We saw three flavors in action in his live demo.
A platform authenticator on your phone or laptop, unlocked with a fingerprint or face; something you have plus something you are. A roaming authenticator like a YubiKey unlocked with a PIN; something you have plus something you know. And cross-device login flows using an iPhone, Android, or tablet, which was also unlocked with biometrics, over Bluetooth or the local network.
Daniel made sure to clarify that passkeys are not themselves biometrics. Biometrics only unlock the private key to produce a signature and never leave the local device.
Daniel Garnier-Moiroux
Cyber Resilience Takes People Working Together
If there was a single through line in Paris, it was that our risk does not live in one team or one tool. Tiny seams in package ecosystems become real incidents when developers, maintainers, and registry operators are not aligned. Inside CI, where unfiltered events, unpinned images, and long-lived runners turn "just a pull request" into remote code execution. Passwords keep failing because people are easy to trick, while passkeys only work when product, IT, and security make them easy to use everywhere.
There is no one single silver bullet or technology that is going to fix this. It is going to take coordination, communication, and some real teamwork.
Security needs to give developers paved roads and practical, easy to follow guidance, like like pinned SHAs, branch and event filters, and disabling install scripts in CI. Platform and SRE need ephemeral runners, isolated caches, and scoped short-lived tokens. Identity teams need to roll out WebAuthn at scale. None of that lands without enablement, docs, and fast feedback when something breaks.
Call it a culture of determinism. SLSA can give us a shared map for builds, "policy as code" can give us shared guardrails in pipelines, and passkeys can give us a shared answer to phishing, but only if we are consistent in how we approach these topics. When these pieces move in step, attackers have fewer places to hide, incident response gets faster, and the path from "we found a weakness" to "we cannot make that class of mistake again" becomes a habit, not a hope.
OWASP Helps Us All Choreograph Security Over Chaos
Paris does not need stop signs at every corner because the city runs on shared understanding, constant attention, and practiced courtesy. OWASP AppSec Days France carried the same lesson for software. We cannot bolt a few red octagons onto the edge and call it secure. We have to agree on how we move, who yields, and what happens when something unexpected enters the intersection.
Your author was proud to share a session as well at the event, where I implored those who focused on application security to treat security, especially around NHI authentication, as a team sport. None of the strategies the speakers throughout the day discussed would be realistic to implement if we do not get the developers on the same page. This is especially true in a world where a single incorrect package choice can magnify across an ecosystem and one password phish can undo a year of patching.

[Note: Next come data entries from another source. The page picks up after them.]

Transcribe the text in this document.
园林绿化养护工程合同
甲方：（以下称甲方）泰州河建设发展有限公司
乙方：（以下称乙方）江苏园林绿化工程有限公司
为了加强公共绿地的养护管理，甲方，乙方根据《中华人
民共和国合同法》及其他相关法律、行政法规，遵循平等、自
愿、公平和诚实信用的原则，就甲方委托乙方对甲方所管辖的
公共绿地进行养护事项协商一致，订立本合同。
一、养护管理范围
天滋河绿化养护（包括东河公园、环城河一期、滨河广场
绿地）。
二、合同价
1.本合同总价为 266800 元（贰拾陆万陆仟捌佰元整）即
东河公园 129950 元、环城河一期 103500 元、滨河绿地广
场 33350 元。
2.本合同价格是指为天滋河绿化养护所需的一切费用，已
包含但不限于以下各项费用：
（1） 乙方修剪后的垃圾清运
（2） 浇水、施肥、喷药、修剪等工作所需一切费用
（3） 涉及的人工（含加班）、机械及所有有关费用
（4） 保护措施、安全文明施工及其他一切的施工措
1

There is real work to do, and it starts with good habits. Good habits begin with raising awareness of an issue and providing guidance on how to improve. It should give you hope that OWASP, as a community, is delivering on that mission, still, after over twenty years. You can see it for yourself at all the AppSec Days, and other security focused events around the world, where people share what is going wrong and how to fix it.